Residues to Riches: Piling for Dollars
Moisture content is the enemy of direct uses for forest biomass such as heat or combined heat and power (CHP) and is undesirable for most other uses of biomass, whether as feedstock for pellets or other bioconversion pathways.
June 14, 2010 By Mark Ryans
Moisture content is the enemy of direct uses for forest biomass such as heat or combined heat and power (CHP) and is undesirable for most other uses of biomass, whether as feedstock for pellets or other bioconversion pathways. If we recognize the true value of biomass and reward for it, we can start to invest in managing it properly.
|The delimber operator piles residues and conventional products on opposite sides of the road during processing.
|The residue pile is angled to facilitate loading the chipper and to accommodate the exit direction of the van.
There are various ways of reducing moisture content, both in the field and at the mill. The choice of techniques will depend on the final use for the biomass. For heat or CHP, expending energy to dry the material at the mill is not the general practice. To produce a feedstock for pellets, however, the moisture content needs to be very low, say below 15%, before pressing. This level is almost impossible to achieve in the field, so additional drying energy is needed at the mill. Drying methods may employ steam dryers, belt dryers, rotary drum dryers, or other methods, with the more efficient ones using waste heat streams from the conversion process. Whatever method used at the mill, a good head start and more efficient system overall can be achieved by proper residue management in the field. Residues may not be the feedstocks for some applications, but may be used to furnish the drying heat.
Residue management is a matter of common sense and integration with the conventional harvest. Piles should be made in exposed, sunny and windy locations. A log or tree length should be put under the large end of residues to reduce their contact with wet soil. Aligned piles, as opposed to haystacks, allow for air circulation. They also facilitate feeding the grinder or chipper, as the material is not tangled like a bird’s nest and the operator can easily identify the pieces to grab with less boom manipulation. Properly constructed piles also reduce costs by maximizing grinder productivity.

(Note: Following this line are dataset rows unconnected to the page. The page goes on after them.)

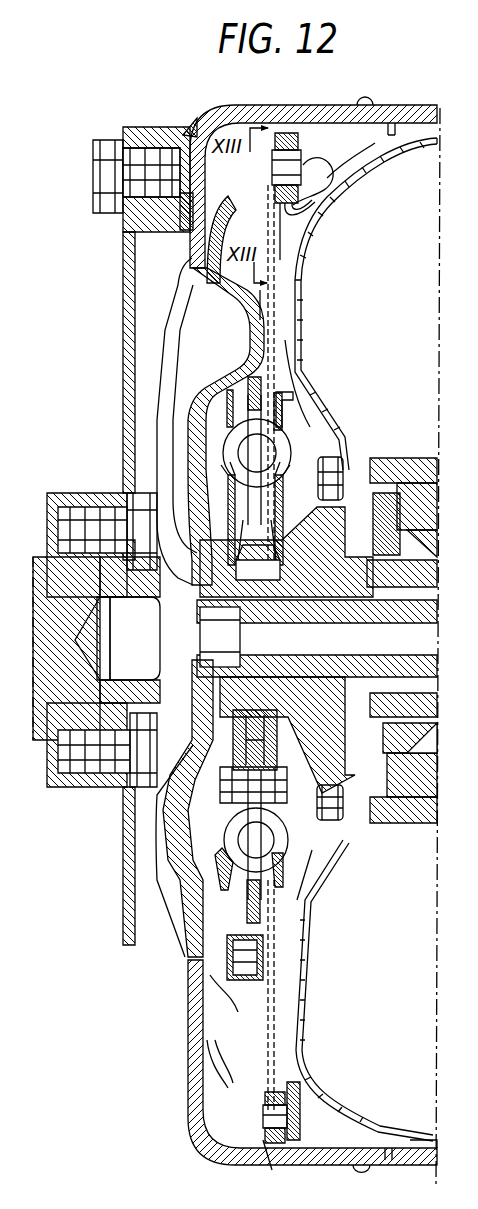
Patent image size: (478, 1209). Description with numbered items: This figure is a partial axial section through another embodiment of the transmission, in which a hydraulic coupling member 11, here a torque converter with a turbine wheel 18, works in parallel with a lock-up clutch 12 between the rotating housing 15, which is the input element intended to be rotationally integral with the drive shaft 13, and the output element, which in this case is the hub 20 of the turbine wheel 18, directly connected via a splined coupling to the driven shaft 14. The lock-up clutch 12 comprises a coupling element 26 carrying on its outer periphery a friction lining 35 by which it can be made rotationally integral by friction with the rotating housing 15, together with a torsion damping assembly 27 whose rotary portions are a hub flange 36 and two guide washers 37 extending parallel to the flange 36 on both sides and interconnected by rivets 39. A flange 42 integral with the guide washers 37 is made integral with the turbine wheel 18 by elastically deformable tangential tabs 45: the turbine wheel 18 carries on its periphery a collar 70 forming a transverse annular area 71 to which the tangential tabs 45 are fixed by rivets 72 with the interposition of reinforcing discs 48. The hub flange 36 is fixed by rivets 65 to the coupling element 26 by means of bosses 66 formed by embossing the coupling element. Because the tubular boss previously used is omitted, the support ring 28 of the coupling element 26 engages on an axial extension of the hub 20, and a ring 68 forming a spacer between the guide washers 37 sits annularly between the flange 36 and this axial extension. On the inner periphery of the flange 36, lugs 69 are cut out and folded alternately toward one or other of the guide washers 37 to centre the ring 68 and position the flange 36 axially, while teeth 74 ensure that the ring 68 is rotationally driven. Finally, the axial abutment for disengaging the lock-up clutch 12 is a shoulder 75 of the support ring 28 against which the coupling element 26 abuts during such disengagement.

The hydraulic coupling member 11 is at (333, 142).
The lock-up clutch 12 is at (252, 303).
The drive shaft 13 is at (40, 557).
The driven shaft 14 is at (433, 615).
The rotating housing 15 is at (190, 1087).
The turbine wheel 18 is at (442, 176).
The hub 20 is at (357, 468).
The coupling element 26 is at (252, 332).
The torsion damping assembly 27 is at (283, 407).
The support ring 28 is at (190, 603).
The friction lining 35 is at (190, 273).
The flange 36 is at (302, 907).
The guide washers 37 is at (192, 505).
The rivets 39 is at (288, 800).
The flange 42 is at (280, 258).
The tangential tab 45 is at (267, 190).
The reinforcing discs 48 is at (315, 200).
The rivets 65 is at (227, 950).
The bosses 66 is at (233, 987).
The ring 68 is at (285, 572).
The lugs 69 is at (258, 571).
The collar 70 is at (272, 1140).
The annular area 71 is at (285, 145).
The rivets 72 is at (334, 178).
The teeth 74 is at (258, 742).
The shoulder 75 is at (222, 720).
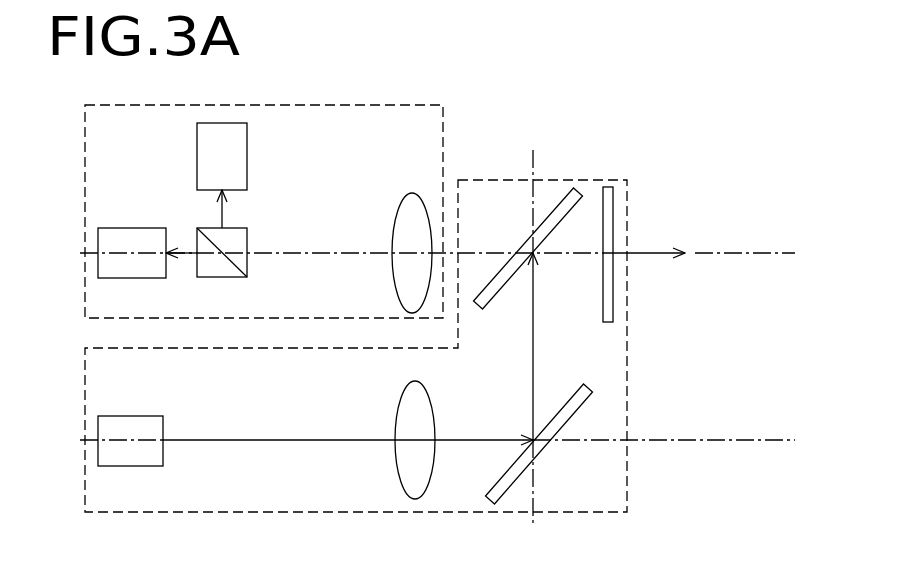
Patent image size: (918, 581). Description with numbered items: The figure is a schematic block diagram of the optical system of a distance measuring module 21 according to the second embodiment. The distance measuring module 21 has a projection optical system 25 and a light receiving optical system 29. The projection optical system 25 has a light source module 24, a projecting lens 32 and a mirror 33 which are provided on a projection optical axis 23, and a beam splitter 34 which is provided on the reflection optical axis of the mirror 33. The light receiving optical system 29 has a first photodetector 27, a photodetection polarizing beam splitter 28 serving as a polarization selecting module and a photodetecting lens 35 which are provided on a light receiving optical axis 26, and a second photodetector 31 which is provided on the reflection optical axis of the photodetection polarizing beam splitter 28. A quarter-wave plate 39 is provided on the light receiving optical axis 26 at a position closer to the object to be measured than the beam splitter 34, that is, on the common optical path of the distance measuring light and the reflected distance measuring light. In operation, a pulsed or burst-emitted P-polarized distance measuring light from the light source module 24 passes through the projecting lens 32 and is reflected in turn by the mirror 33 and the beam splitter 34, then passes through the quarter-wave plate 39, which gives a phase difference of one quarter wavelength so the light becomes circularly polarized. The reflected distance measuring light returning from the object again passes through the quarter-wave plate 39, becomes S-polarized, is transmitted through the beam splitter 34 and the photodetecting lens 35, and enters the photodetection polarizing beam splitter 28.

The distance measuring module 21 is at (679, 118).
The projection optical axis 23 is at (675, 440).
The light source module 24 is at (163, 455).
The projection optical system 25 is at (328, 513).
The light receiving optical axis 26 is at (735, 255).
The first photodetector 27 is at (142, 228).
The photodetection polarizing beam splitter 28 is at (247, 237).
The light receiving optical system 29 is at (443, 125).
The second photodetector 31 is at (197, 148).
The projecting lens 32 is at (395, 400).
The mirror 33 is at (563, 400).
The beam splitter 34 is at (500, 302).
The photodetecting lens 35 is at (392, 225).
The quarter-wave plate 39 is at (613, 215).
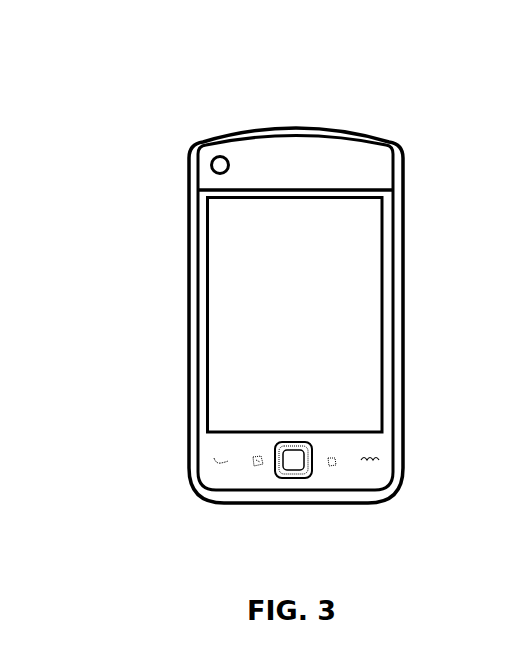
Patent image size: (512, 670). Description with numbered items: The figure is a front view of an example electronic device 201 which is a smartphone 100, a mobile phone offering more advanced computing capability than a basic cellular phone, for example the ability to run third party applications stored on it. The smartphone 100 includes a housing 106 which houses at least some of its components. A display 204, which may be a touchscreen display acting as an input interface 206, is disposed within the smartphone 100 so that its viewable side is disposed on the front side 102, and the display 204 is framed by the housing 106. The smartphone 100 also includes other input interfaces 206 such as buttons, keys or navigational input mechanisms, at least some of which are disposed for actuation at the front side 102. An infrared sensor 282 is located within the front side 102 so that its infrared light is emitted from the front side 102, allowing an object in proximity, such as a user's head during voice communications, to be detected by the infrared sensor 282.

The smartphone 100 is at (272, 90).
The electronic device 201 is at (232, 118).
The infrared sensor 282 is at (211, 165).
The housing 106 is at (403, 215).
The front side 102 is at (202, 445).
The display 204 is at (205, 272).
The input interfaces 206 is at (205, 337).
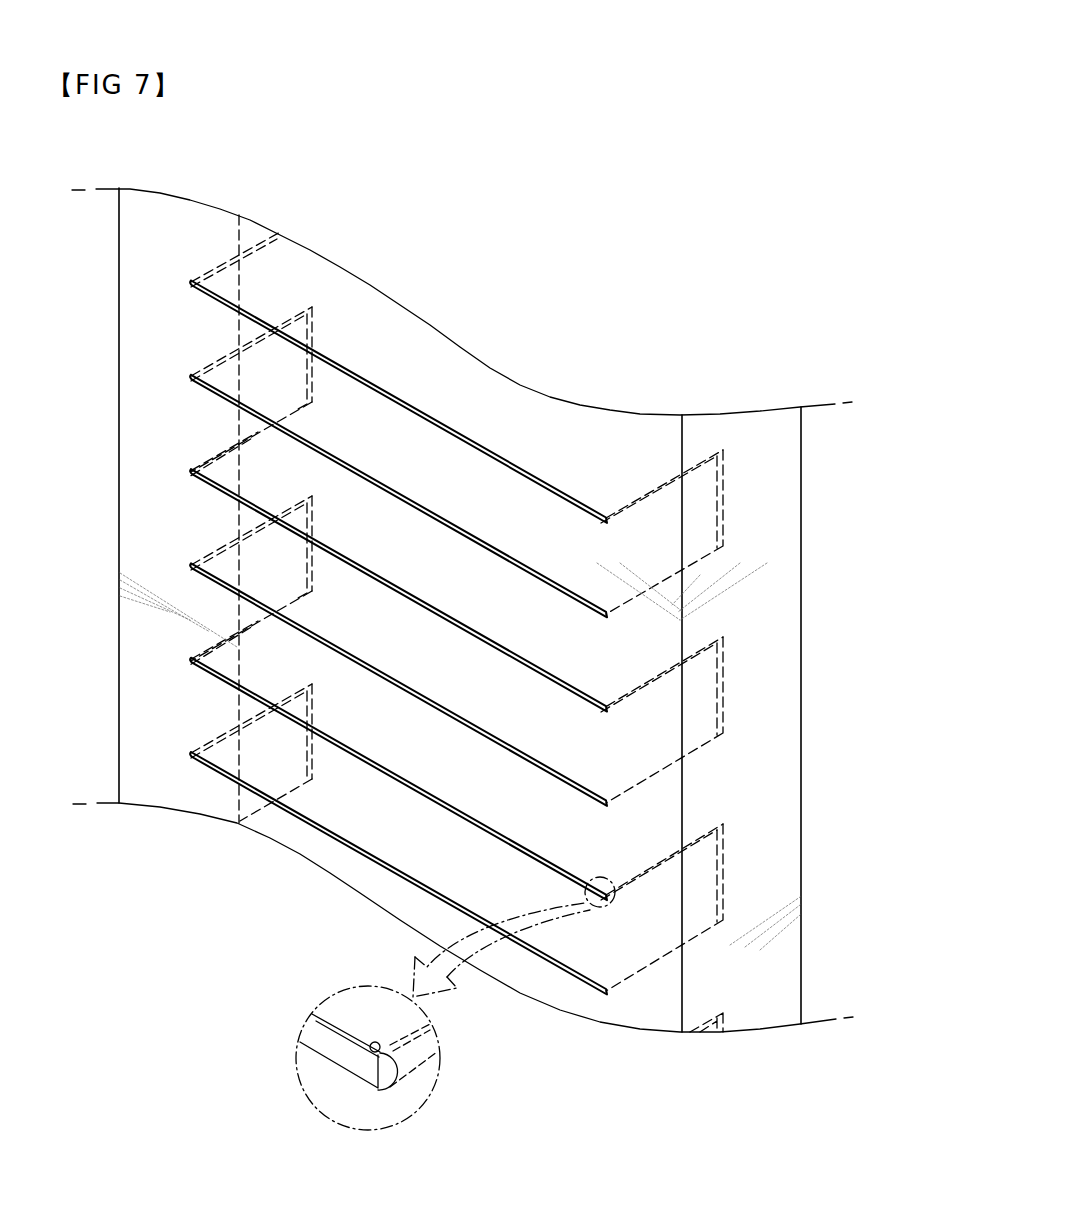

On full-tree operations with stroke delimbers or roadside processors, the operation is problematic because the creation of residue piles can interfere with delimbing or processing, and skidding may be occurring at the same time in a hot-logging operation. A post-harvest, pre-comminution piling operation may be the simplest way to go, considering that residues are still not viewed as a coproduct on many operations across Canada, and the contractor recovering the residues is usually separate from the logging contractor. However, residue piles can be built during the conventional harvest on a well-integrated operation.
The photos show an excellent example of an integrated operation with biomass recovery. On Boyd B. Harding’s operation in northern New Brunswick, the top of the tree is placed on the residue pile during delimbing. The delimber then swings across the road with the tree length and makes a pile of conventional products on the other side. The residue pile is angled to facilitate loading the chipper, with the butt of the tops pointing in the direction where the van will exit the block. The contractor also controls the harvesting operation, so any small trees pushed over with soil in the roots are left in the cutover. He also builds the road to a standard for the chipping operation. Despite lower delimber productivity, the company sees the financial benefit of managing the operation for both biomass and conventional roundwood products.
In pre-comminution piling operations, an excavator should be used, rather than a bulldozer. Dozers are faster and readily available but put excessive amounts of snow and dirt into the pile. An excavator or purpose-built piling machine with a boom and open-tined grapple or rake is much better at building a proper pile in terms of shape and orientation, proximity to the road, and cleanliness. Ideally, the pre-piling operation should take place a few months ahead of the comminution operation to facilitate drying; some of the contaminants may fall or wash off the debris.
The pre-piling machine can also be used as the loader for the grinder.
Based on our studies to date, the cost of pre-piling residues after full-tree harvesting is easily recuperated by higher productivity and uptime of the grinder and through a better quality product, i.e., lower moisture content and less contamination.